Our proposal will decipher the mechanisms key for maintaining the neuronal communication and synapse function within the brain and participant in the pathogenic mechanisms in HD. This may lead to the identification of new therapeutic strategies. Finally, our work is likely to open new perspectives for other neurodegenerative diseases, such as Alzheimer’s and Parkinson’s, which are also characterized by transport defects and energy failure.
Work performed from the beginning of the project to the end of the period covered by the report and main results achieved so far
We are currently developing approaches to stimulate energy production on these cellular machineries, ie: vesicles that transport these essential surviving factors. We are currently studying the consequences of the activation of the energy producing machineries on the efficacy of intracellular transport both in vitro and in vivo and their consequences on brain communication and on the capacity to protect neurons from neurodegeneration.

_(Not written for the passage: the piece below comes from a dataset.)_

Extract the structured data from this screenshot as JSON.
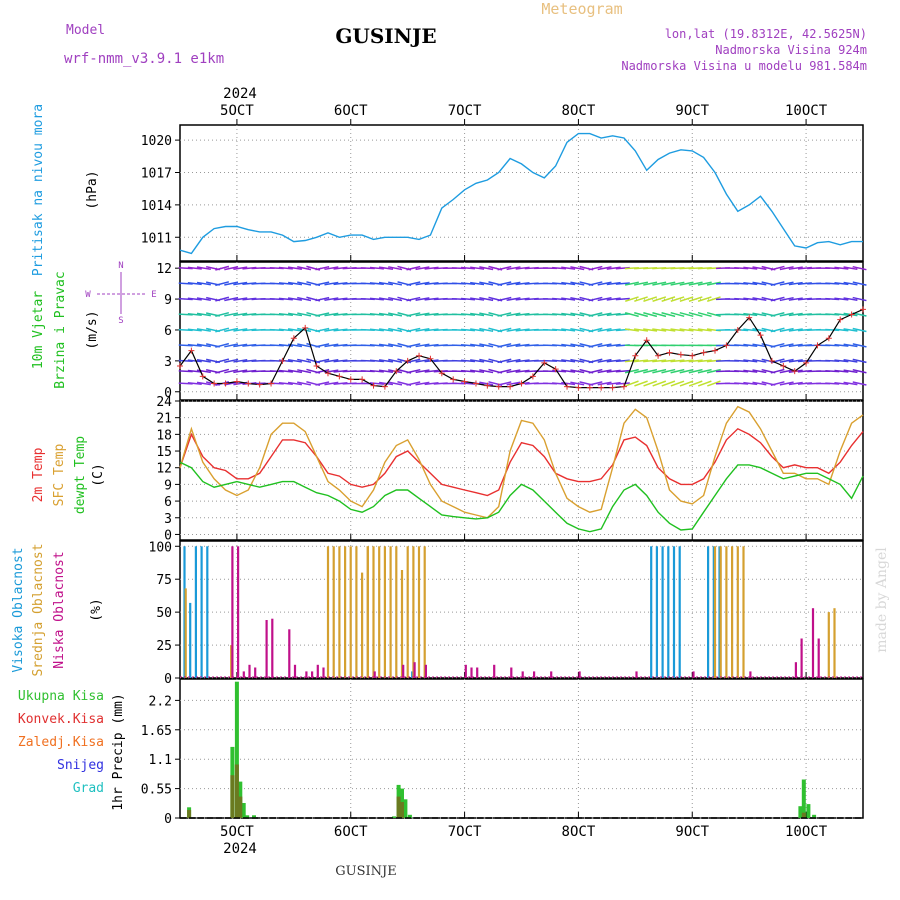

We are currently developing approaches to stimulate energy production on these cellular machineries, ie: vesicles that transport these essential surviving factors. We are currently studying the consequences of the activation of the energy producing machineries on the efficacy of intracellular transport both in vitro and in vivo and their consequences on brain communication and on the capacity to protect neurons from neurodegeneration.
When investigating the molecular machineries present on vesicles, we discovered that not only these vesicles contain an energy-producing facility that allow them to self propel, but these vesicles also contain a cellular machinery that allow them to sense the environment and follow precise directions within the cells. We propose that in cells, the small vesicles that transport molecules and surviving factors carry not only their own fuel, but their own navigational system.